Candidates in Uganda’s upcoming elections are spending the final days of their campaigns in the capital, Kampala. This Friday Ugandans will go to the polls to elect a president from a field of candidates that includes incumbent Yoweri Museveni and opposition leader Kizza Besigye. Some opinion polls show that Mr. Museveni is the clear front runner and is poised to win his fourth term in office.
Reports say this year the campaigns have not been marred by as much violence as in other recent elections. There have been a few skirmishes, like the one in the Kampala suburb of Lugazi, where police fired tear gas to separate to opposing groups of supporters. Many say the police seem more restrained this time around.
Among those watching developments is Charles Mwangushya, the political editor of the independent newspaper the Monitor. He says the campaigns have not been as violent as in the last two elections partly because of a lack of excitement about them. There is, he says, “a sense of cynicism and despondency” in the population about the possibility of political change.
Others attribute the lack of violence to a more experienced electorate and field of candidates who are used to how the process works. Uganda has been holding multiparty elections since 1996 and this year has seen “a greater level of involvement of the civil society…and a keen focus on issues,” says Mwangushya. He adds the campaigns have been focused less on personal attacks by candidates.
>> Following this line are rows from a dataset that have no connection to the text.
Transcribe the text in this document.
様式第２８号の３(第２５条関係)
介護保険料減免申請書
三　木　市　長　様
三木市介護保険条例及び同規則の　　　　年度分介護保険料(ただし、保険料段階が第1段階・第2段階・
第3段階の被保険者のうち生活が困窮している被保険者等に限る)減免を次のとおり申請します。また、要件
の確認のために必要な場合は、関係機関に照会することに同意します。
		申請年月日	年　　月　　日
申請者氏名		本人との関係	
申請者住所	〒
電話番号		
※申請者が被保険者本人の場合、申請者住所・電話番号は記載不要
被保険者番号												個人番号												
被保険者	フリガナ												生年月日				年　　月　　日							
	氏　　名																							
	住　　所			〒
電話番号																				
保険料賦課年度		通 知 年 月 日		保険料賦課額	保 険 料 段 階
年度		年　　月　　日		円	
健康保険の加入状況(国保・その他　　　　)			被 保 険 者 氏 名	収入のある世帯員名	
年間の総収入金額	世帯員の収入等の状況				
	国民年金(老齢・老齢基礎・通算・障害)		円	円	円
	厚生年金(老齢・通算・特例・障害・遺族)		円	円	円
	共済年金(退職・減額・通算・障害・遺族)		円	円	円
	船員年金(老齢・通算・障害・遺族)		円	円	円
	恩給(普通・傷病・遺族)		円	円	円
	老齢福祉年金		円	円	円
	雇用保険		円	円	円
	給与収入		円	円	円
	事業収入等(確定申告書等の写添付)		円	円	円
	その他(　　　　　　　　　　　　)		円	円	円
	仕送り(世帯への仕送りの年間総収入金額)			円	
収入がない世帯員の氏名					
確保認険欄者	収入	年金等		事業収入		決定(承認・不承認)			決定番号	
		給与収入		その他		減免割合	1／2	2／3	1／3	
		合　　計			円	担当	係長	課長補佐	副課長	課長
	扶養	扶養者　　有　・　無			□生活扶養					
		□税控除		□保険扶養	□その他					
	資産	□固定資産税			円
Still, opposition candidates have complained of incidents in which they say their supporters have been intimidated by state agents. Mr. Besigye, the president’s closest rival, recently met with a top US diplomat Johnnie Carson and raised concerns that the electoral commission favors Mr. Museveni’s party, the National Resistance Movement.
In a recent interview, Mr. Besigye said if Mr. Museveni rigs the elections, he will not seek the intervention of the courts. Instead, he said, he will take it to the court of public opinion. He was referring to the 2006 elections, which the opposition and international observers said were marred by irregularities.
The opposition leader narrowly lost a court case seeking to overturn the results. “He is obviously frustrated that on two occasions the courts have ruled that there were significant flaws with the conduct of the election,” says Mwangushya. Despite the recognition of irregularities by the Ugandan Supreme Court, the results were never annulled, a decision that was criticized by election observers.
There is no doubt in the minds of many that Mr. Museveni will win this week’s elections. Three opinion polls show him with a commanding lead. Still, many observers question the credibility of the polls, with some seeing them as a way to legitimize the election results if President Museveni wins.